Contra funds, which in the last five years have given high to very-high returns, may not be sticking to their investment policy, say analysts.

Contra funds have an investment policy of going against the tide. They invest in sectors and stocks that may underperform in the short-term but have high potential in the medium to long-term.

However, fund analysts say that these funds are no longer following this mandate and are behaving like any other equity diversified scheme and, therefore, may be on their way out.

Between 2005 and 2007 various fund houses launched contra funds. But after 2007, no contra fund has been launched. J M Contra Fund, which was launched in 2007, merged with JM Multi Strategy Fund on April 1.

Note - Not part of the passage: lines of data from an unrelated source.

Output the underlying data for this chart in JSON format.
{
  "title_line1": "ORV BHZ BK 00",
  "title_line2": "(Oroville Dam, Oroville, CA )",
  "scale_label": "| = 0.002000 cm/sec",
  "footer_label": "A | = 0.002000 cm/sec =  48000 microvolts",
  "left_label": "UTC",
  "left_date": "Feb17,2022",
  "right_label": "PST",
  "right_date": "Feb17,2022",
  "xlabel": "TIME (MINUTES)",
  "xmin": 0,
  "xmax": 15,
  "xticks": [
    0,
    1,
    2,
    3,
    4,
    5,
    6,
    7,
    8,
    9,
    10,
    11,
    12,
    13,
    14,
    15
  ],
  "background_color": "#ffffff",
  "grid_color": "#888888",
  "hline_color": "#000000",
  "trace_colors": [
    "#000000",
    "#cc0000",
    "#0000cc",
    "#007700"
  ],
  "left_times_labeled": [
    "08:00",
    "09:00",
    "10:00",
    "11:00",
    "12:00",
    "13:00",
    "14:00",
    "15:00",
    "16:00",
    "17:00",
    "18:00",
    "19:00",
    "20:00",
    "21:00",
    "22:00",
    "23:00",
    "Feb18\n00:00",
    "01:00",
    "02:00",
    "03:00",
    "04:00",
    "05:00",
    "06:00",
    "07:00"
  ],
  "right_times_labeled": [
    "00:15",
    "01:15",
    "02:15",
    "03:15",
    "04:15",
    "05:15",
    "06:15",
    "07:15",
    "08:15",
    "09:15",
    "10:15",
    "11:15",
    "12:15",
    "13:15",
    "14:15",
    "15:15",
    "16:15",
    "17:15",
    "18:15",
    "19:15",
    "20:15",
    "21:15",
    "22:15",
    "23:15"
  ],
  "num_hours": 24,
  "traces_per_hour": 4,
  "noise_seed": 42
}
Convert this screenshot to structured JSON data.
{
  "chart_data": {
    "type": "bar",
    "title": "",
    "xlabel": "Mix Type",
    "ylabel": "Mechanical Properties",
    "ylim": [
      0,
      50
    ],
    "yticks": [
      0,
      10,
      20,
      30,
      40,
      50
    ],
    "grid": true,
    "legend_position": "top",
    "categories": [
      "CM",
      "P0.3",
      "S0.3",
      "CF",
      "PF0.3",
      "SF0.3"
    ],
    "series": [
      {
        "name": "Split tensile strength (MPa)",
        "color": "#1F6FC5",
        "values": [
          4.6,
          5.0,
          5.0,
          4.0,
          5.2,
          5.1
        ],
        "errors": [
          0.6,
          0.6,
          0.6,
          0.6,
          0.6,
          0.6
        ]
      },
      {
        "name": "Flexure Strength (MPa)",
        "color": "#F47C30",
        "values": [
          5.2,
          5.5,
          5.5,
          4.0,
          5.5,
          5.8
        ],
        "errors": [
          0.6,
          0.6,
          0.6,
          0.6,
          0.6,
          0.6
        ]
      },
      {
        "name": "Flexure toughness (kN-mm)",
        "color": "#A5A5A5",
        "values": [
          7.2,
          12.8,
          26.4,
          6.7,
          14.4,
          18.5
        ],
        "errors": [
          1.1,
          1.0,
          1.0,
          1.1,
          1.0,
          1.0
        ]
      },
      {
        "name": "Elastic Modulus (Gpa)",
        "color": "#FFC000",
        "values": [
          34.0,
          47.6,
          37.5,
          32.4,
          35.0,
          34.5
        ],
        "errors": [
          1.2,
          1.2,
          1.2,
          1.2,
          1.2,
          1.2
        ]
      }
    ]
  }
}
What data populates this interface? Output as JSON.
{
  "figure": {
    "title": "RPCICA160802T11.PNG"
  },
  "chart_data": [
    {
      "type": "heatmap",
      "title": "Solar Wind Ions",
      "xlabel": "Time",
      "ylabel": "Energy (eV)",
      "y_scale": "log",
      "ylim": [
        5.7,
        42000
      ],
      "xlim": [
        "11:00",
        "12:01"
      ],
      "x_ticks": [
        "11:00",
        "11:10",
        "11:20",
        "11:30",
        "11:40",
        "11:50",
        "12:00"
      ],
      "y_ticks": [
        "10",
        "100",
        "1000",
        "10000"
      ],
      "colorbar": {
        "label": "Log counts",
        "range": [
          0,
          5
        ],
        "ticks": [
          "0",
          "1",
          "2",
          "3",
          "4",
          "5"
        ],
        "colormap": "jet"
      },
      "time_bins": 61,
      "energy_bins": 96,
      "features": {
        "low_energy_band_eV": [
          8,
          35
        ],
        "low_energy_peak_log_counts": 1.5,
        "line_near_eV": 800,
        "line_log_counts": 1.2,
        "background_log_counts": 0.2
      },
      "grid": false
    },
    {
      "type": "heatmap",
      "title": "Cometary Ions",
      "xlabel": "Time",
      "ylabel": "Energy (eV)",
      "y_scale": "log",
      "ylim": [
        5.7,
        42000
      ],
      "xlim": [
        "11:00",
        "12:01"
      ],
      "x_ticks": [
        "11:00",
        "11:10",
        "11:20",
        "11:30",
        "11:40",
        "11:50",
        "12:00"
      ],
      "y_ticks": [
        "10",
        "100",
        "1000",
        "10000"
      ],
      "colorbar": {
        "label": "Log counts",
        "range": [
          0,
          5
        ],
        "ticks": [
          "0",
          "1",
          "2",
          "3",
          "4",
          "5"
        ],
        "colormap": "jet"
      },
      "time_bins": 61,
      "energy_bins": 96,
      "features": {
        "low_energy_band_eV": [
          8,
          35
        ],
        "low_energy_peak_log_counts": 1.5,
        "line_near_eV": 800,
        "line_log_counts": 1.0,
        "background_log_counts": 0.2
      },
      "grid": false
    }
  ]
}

Today there are seven contra funds in the industry. Of these, SBI Magnum Contra Fund, which was the first contra fund to be launched, has since inception (1999) given 17.20 per cent in annualised returns. However, last six-month returns for the fund were -7.36 per cent.

Tata Contra Fund, which has since inception in 2005 given 10.96 per cent annualised returns, has been the top performing fund in the 1-year, 6-month and 3-month categories (see table).

“There is generally a mistaken belief that contra funds invest in stocks of godforsaken companies,” said Mr Bhupinder Sethi, Co-Head-Equities, Tata Asset Management and fund manager of Tata Contra Fund. “Principally, we buy into growth companies early when they are under-owned and under-appreciated, buying them when they go through lean patches, or buying them when they are hit by company specific bad news, which is temporary in nature, enabling an investor to buy them cheap.”

However, it must be noted here that during the last 1-month and 6-month periods, all the contra funds gave negative returns.

Fund analysts are of the opinion that difficult markets may have prompted the fund managers to review their investment mandate. These funds have over time started to behave like any other equity diversified fund.

According to a report on contra funds by Morningstar, most of the popular sectors among diversified equity funds — industrial materials (capital goods), financial services, consumer goods, technology and energy — are also the most owned sectors in the portfolios of contra funds.

For the seven contra funds, banking, petroleum, gas and petrochemical products and software and consultancy services are the top three sectors with around 10 per cent or more of their AUMs invested in each of these sectors.

“Fund managers would typically ask investors to wait for contra-picks to generate returns. But the point is that when you don't have contra-picks in the portfolio, what returns are you talking about? In India they are not sticking to their policy,” says Mr Dhruva Raj Chatterji, Senior Research Analyst, Morningstar.

Most of these funds also have invested in those stocks that can be typically called large or mega-caps, featuring big names such as Reliance Industries, ICICI Bank, HDFC Bank, ONGC, ITC and Infosys.

The report from Morningstar also says that the so-called contrarian picks of these contra funds are not so evident in their current portfolios. A few funds have taken some contra-like bets in their portfolios, but they don't seem to make a significant impact in the overall scheme of things.